Derechos colectivos

Derechos colectivos. El concepto me inspira muy poca confianza. Encierra mucha confusión, mucha trampa. En su nombre se propugnan cosas muy contradictorias o peligrosas ¿Qué queda de una casa elegante despojada de sus elementos interiores? Una fachada muy vistosa. Igualmente, si lo colectivo anula la individualidad en lugar de integrarla, queda la fachada, todo lo demás sucumbe.

Además, no me interesa lo colectivo si, en su nombre, estamos dispuestos a borrar del mapa todo lo que representa una individualidad bien entendida. Es una manipulación en toda regla el apelar a los derechos colectivos y, luego, en su nombre vulnerar los derechos individuales. Los derechos colectivos sin derechos individuales no se sostienen; es como querer tener agua sin oxígeno o sin hidrógeno.

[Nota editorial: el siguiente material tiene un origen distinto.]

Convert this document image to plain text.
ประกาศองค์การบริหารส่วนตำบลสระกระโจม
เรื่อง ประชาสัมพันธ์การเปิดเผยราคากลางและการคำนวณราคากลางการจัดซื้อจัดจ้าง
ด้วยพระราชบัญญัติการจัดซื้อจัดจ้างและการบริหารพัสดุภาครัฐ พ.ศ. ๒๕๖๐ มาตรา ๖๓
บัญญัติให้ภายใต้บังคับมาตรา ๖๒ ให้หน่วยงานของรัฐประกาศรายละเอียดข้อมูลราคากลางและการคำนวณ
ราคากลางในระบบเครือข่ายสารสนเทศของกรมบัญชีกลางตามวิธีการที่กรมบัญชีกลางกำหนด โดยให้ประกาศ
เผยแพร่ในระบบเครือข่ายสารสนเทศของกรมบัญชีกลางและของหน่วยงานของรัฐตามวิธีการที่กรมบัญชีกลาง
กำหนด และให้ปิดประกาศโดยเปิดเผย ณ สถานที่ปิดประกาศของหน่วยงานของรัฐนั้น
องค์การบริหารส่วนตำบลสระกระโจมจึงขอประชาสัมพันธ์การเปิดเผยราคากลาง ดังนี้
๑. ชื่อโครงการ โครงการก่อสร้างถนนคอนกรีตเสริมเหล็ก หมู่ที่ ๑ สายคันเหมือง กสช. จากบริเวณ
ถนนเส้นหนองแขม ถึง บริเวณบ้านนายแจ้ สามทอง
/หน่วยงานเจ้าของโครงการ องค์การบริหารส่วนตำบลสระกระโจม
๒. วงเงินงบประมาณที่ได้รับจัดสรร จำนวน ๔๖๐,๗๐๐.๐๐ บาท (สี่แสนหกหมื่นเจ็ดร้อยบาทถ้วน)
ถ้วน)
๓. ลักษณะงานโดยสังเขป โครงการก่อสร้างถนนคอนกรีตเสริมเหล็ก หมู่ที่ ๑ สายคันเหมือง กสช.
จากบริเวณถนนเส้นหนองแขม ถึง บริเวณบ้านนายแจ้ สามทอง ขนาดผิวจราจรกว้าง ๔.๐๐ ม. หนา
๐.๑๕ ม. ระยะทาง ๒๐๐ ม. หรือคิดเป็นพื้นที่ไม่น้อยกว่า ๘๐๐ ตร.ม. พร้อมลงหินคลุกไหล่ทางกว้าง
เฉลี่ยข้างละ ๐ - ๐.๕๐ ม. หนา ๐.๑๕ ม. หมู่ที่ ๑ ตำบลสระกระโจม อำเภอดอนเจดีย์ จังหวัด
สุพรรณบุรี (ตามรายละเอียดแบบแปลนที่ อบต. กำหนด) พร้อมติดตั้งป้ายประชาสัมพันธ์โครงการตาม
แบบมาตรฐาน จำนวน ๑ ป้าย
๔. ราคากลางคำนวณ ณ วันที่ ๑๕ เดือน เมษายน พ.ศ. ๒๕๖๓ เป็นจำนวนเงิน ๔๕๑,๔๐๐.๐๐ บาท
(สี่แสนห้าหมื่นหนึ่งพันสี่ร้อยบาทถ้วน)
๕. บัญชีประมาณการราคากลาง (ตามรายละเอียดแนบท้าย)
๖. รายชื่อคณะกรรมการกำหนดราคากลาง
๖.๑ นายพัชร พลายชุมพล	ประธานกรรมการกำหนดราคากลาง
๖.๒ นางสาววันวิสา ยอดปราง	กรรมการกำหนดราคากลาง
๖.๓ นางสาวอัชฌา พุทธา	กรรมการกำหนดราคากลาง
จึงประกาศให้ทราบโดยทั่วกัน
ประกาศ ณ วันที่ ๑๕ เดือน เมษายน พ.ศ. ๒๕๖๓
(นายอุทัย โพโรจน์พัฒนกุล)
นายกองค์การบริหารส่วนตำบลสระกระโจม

Ni siquiera Dios me interesa, si en su nombre somos capaces, como así ha ocurrido infinidad de ocasiones a lo largo de la historia, de odiar, marginar o matar al prójimo. Del mismo modo, no me interesa el concepto de pueblo que me permite cometer atrocidades en su nombre. Y esto vale para todos los pueblos de mundo, no solo para algunos.